En effet, afin d’évaluer le caractère brutal de la rupture, le juge s’attache à dessiner les contours de la relation commerciale. Il lui appartient notamment de prendre en compte la durée de la relation de façon à apprécier si le préavis donné par la partie souhaitant rompre la relation est suffisant.
Dans un arrêt du 15 septembre 2015, la Cour de cassation a apporté des précisions quant au calcul de la durée de la relation commerciale en cas de cession d’un fonds de commerce.
En l’espèce, une société avait pris en location-gérance un fonds de commerce de négoce de boissons le 1er octobre 2005, avant de l’acquérir le 30 mars 2006. Le 14 avril 2006, elle informait la société de transport assurant l’approvisionnement en boissons de ce fonds depuis plusieurs années de sa décision de mettre un terme à leur relation, celle-ci devenant effective à l’expiration d’un délai de quatre mois.

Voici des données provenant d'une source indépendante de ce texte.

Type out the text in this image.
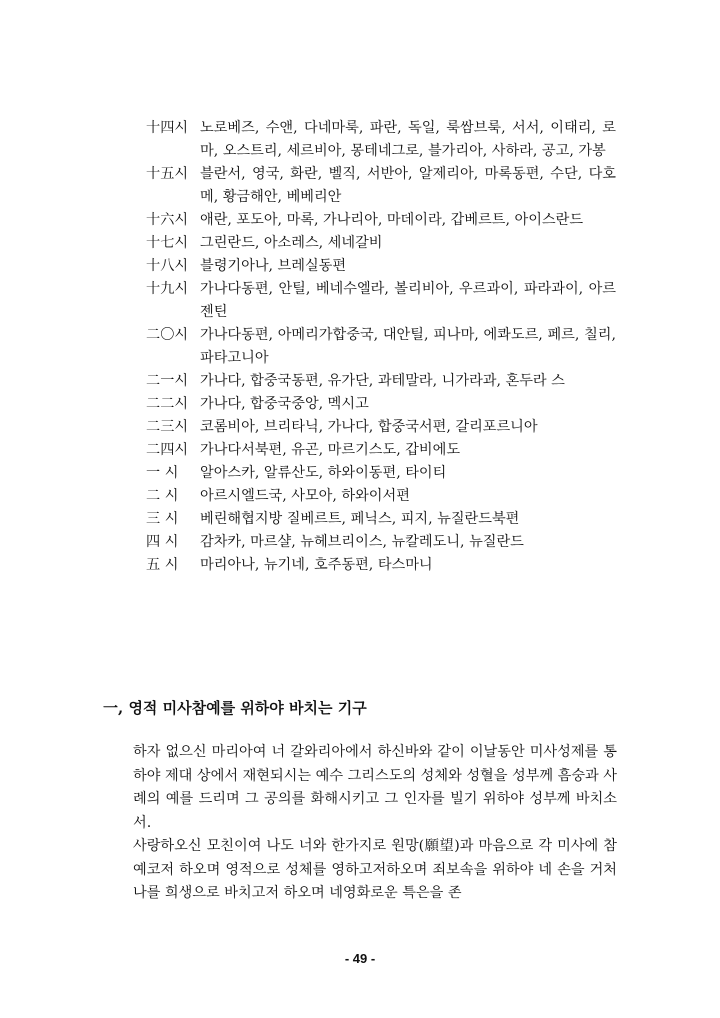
十四시 노로베즈, 수앤, 다네마룩, 파란, 독일, 룩쌈브룩, 서서, 이태리, 로마, 오스트리, 세르비아, 몽테네그로, 블가리아, 사하라, 공고, 가봉
十五시 블란서, 영국, 화란, 벨직, 서반아, 알제리아, 마록동편, 수단, 다호메, 황금해안, 베베리안
十六시 애란, 포도아, 마록, 가나리아, 마데이라, 갑베르트, 아이스란드
十七시 그린란드, 아소레스, 세네갈비
十八시 블령기아나, 브레실동편
十九시 가나다동편, 안틸, 베네수엘라, 볼리비아, 우르과이, 파라과이, 아르젠틴
二〇시 가나다동편, 아메리가합중국, 대안틸, 피나마, 에콰도르, 페르, 칠리, 파타고니아
二一시 가나다, 합중국동편, 유가단, 과테말라, 니가라과, 혼두라 스
二二시 가나다, 합중국중앙, 멕시고
二三시 코롬비아, 브리타닉, 가나다, 합중국서편, 갈리포르니아
二四시 가나다서북편, 유곤, 마르기스도, 갑비에도
一 시	알아스카, 알류산도, 하와이동편, 타이티
二 시	아르시엘드국, 사모아, 하와이서편
三 시	베린해협지방 질베르트, 페닉스, 피지, 뉴질란드북편
四 시	감차카, 마르샬, 뉴헤브리이스, 뉴칼레도니, 뉴질란드
五 시	마리아나, 뉴기네, 호주동편, 타스마니
一, 영적 미사참예를 위하야 바치는 기구

하자 없으신 마리아여 너 갈와리아에서 하신바와 같이 이날동안 미사성제를 통하야 제대 상에서 재현되시는 예수 그리스도의 성체와 성혈을 성부께 흠숭과 사례의 예를 드리며 그 공의를 화해시키고 그 인자를 빌기 위하야 성부께 바치소서.

사랑하오신 모친이여 나도 너와 한가지로 원망(願望)과 마음으로 각 미사에 참예코저 하오며 영적으로 성체를 영하고저하오며 죄보속을 위하야 네 손을 거처 나를 희생으로 바치고저 하오며 네영화로운 특은을 존

- 49 -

La société de transport l’avait alors assignée sur le fondement de l’article L. 442-6 5° du Code de commerce en paiement de dommages-intérêts pour rupture brutale de la relation commerciale établie. Elle estimait que le préavis de quatre mois donné était insuffisant et se prévalait pour ce faire des relations entretenues non seulement avec la société cessionnaire mais également avec la société cédante.
Confirmant la solution retenue par la Cour d’appel[1] , la Cour de cassation fait échec à l’argumentation de la société de transport en refusant de prendre en compte dans le calcul de la durée de la relation, les faits antérieurs au 1er octobre 2005, date de la prise en location-gérance du fonds par la société cessionnaire.
La Cour souligne que si la cession du fonds de commerce transfère au cessionnaire la propriété des éléments du fonds cédé, elle ne le substitue pas de plein droit au cédant dans les relations contractuelles et commerciales entretenues avec la société de transport. Elle retient par ailleurs que le fait que le cessionnaire ait confié, durant la location-gérance puis après l’acquisition du fonds, le transport à la même société que le cédant ne permet pas d’établir son intention de poursuivre la relation initialement nouée par son prédécesseur.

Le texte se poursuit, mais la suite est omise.